For me, what’s most interesting about robotics is how automation will affect society. Academic studies have estimated that anywhere from 10% to 40% of current jobs may be automated by 2030. That’s a lot of people that may need to find something else to do. The resulting societal challenges may be profound.

Japan is leading the robotic revolution

With its shrinking labour market and aging population, Japan is at the forefront of robotic and automation technology.

One Japanese company on the cutting edge of robotic innovation is Fanuc, which is held in MD Growth Fund, MD International Growth Fund and MDPIM International Equity Pool. The world leader in robots and robot components, Fanuc recently launched its first collaborative robot, or “cobot”, which is designed to work alongside humans. On the production line, this self-learning robot uses artificial intelligence to adapt to a changing environment, improving on the way it completes its tasks over time. Its potential to increase productivity is massive.

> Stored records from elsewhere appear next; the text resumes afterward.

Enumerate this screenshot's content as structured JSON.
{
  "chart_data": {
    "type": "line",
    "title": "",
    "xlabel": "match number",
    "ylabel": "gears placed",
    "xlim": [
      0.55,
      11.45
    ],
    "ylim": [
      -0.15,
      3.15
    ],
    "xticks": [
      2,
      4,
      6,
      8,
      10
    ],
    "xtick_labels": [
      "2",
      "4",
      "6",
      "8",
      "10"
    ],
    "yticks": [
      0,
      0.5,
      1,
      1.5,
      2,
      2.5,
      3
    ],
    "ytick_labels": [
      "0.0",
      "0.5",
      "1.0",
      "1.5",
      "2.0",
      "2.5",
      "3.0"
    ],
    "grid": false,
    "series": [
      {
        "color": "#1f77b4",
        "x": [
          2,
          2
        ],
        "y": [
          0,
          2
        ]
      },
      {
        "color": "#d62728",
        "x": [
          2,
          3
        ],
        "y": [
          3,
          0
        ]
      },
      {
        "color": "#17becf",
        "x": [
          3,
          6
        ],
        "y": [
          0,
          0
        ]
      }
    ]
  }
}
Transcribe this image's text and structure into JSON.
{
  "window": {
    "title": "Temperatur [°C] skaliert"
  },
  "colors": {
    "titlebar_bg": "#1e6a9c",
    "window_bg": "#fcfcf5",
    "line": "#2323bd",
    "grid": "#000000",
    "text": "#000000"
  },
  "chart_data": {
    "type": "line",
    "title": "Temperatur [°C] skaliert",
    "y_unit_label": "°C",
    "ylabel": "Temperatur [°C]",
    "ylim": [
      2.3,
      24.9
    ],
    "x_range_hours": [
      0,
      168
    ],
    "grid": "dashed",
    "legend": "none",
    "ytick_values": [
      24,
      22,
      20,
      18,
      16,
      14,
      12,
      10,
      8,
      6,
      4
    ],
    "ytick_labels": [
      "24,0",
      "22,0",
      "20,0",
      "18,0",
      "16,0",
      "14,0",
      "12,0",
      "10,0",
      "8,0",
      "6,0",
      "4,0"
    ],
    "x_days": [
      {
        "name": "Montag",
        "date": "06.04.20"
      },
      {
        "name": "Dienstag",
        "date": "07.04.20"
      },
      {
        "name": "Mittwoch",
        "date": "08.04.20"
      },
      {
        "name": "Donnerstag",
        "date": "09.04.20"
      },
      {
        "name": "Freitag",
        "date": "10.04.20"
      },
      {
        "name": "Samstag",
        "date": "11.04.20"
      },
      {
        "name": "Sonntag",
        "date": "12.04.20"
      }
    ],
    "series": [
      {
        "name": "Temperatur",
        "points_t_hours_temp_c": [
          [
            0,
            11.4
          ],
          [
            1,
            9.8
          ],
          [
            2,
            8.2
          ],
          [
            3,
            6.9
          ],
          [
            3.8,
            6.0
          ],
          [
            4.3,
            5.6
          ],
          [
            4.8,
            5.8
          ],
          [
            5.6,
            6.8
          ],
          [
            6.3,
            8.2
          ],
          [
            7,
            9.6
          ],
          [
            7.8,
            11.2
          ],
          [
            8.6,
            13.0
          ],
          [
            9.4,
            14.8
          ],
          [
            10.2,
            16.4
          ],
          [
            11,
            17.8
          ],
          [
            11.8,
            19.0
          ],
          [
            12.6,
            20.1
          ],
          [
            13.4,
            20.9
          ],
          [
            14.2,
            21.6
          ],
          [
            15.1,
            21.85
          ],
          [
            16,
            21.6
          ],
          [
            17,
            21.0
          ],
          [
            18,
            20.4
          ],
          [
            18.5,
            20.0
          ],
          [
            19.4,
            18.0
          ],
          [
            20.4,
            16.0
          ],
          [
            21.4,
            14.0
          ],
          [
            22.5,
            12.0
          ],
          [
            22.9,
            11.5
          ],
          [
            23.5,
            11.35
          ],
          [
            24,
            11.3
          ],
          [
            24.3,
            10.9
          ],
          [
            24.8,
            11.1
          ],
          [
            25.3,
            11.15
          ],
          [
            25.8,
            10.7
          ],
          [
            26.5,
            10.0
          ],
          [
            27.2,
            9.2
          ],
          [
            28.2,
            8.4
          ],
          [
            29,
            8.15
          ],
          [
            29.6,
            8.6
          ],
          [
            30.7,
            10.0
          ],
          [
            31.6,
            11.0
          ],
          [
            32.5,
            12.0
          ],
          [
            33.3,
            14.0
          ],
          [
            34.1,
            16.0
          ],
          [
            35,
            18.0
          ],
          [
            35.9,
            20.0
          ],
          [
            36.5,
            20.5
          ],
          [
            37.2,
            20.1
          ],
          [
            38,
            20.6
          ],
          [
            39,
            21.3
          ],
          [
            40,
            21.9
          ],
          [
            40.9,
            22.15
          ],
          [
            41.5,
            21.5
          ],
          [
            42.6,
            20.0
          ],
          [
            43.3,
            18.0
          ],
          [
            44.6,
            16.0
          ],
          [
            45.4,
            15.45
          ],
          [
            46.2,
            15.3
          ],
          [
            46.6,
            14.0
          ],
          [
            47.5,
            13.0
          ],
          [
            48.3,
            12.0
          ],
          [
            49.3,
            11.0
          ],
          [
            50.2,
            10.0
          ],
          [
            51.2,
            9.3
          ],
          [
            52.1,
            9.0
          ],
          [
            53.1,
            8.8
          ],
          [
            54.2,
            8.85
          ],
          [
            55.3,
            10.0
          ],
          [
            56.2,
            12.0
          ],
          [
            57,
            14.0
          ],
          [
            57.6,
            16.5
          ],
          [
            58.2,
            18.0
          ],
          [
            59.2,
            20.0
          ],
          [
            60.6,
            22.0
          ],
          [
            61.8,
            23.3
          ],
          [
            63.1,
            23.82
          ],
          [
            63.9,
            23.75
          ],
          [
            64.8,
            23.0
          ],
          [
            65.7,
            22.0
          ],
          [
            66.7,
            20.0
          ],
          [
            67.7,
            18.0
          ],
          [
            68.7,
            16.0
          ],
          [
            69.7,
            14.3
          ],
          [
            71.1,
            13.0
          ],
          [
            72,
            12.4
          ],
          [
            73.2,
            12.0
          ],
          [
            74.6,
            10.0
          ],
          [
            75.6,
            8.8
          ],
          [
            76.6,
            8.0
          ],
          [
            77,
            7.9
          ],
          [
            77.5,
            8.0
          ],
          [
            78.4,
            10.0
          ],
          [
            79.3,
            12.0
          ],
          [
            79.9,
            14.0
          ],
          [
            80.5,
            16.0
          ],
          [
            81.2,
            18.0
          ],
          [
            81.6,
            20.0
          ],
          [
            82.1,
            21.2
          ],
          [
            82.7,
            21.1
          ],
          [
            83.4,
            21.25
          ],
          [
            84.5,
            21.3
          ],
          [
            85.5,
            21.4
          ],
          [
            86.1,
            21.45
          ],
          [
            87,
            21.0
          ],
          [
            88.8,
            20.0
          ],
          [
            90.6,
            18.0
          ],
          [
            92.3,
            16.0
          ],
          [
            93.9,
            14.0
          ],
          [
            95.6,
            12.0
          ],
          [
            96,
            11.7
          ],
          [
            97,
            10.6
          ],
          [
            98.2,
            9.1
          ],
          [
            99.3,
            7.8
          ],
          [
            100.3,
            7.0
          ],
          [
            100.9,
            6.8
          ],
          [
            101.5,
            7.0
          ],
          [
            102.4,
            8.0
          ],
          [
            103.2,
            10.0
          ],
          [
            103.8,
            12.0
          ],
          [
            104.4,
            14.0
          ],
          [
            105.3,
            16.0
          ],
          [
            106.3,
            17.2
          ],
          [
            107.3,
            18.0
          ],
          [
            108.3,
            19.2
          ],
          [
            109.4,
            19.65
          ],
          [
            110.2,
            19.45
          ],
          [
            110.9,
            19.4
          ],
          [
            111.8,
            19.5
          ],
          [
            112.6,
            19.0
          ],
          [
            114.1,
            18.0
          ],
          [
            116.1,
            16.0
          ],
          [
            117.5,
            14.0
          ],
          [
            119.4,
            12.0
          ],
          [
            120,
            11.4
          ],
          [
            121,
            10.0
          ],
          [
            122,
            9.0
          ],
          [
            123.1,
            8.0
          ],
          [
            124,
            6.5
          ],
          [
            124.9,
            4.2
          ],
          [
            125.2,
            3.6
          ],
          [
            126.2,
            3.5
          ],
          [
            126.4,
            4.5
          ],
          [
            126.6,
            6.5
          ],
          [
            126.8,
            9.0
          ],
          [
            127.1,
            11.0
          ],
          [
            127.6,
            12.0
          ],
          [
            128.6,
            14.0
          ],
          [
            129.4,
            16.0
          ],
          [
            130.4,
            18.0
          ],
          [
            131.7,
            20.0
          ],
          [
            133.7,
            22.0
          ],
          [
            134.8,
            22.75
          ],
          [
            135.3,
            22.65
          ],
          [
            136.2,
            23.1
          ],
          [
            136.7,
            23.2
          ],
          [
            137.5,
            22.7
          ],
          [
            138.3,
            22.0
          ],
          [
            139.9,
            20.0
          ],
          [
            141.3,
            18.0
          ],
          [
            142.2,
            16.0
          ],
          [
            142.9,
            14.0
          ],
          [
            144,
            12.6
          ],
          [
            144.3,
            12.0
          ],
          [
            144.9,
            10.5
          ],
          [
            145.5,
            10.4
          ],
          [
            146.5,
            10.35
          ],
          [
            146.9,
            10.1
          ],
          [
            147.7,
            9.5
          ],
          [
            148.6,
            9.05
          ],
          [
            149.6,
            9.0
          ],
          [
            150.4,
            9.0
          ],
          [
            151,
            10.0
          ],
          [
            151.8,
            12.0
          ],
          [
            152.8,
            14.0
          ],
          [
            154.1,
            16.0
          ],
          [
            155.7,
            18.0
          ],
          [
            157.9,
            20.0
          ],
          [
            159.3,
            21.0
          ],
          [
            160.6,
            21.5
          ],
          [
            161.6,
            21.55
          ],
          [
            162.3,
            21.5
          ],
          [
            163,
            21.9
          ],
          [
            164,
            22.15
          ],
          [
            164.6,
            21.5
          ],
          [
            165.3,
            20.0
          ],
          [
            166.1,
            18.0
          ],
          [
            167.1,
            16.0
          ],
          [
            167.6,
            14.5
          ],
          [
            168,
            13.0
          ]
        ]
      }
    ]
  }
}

Adding automation in the healthcare field

Intuitive Surgical, a U.S. company we hold in MD Growth Fund, is an example. It produces the “Da Vinci” surgical robot, which allows the surgeon to control the robot’s tools and instruments from a workstation a few metres from the patient.

Intuitive Surgical illustrates how, in the healthcare sector, the benefits of automation and technology have the potential to balance productivity. Instead of displacing jobs, the technology works as a tool to complement human staff, improving both productivity and patient outcomes. This type of robotic, minimally invasive surgery has a much better safety profile (shorter recovery time, minimal scarring and lower risk of infection and bleeding) which results in cost savings for healthcare facilities.

MD funds are positioned to benefit in several ways  

While continued growth in robotics and automation looks promising, investing in this area does have risk, as growth expectations are factored into relatively high valuations. We’re focused on finding investment opportunities that will add value to our clients’ portfolios.

At MD, our actively managed funds are positioned to take advantage of robotic innovation in several ways: through direct investment in the companies producing the technology, by investing in firms further down the supply chain that feed into robotics, and in companies that use the technology to reduce cost, increase flexibility and reduce time to market. 

Although the workplace will have to balance automation with worker displacement, robotic advancements should ultimately lead to a future where mundane, routine and dangerous tasks are increasingly performed by robots.

A kinder, gentler human-bot interaction

And if you’re still worried about a terminator-style future, NAO—a 58 cm tall humanoid robot developed by Japan’s SoftBank (a holding in the MD Fossil Fuel Free Equity Fund)—should help ease your fears. This interactive companion robot is being used in several capacities, including by teachers and therapists to develop communication skills in children on the autism spectrum. Now if I could only get my own personal NAO to do my chores!


About the Author

Mark Fairbairn, CFA, B.Eng., is an Assistant Vice President with the Multi-Asset Management team at MD Financial Management. He is responsible for the non-North American equity funds and pools as well as the currency overlay program within the equity funds.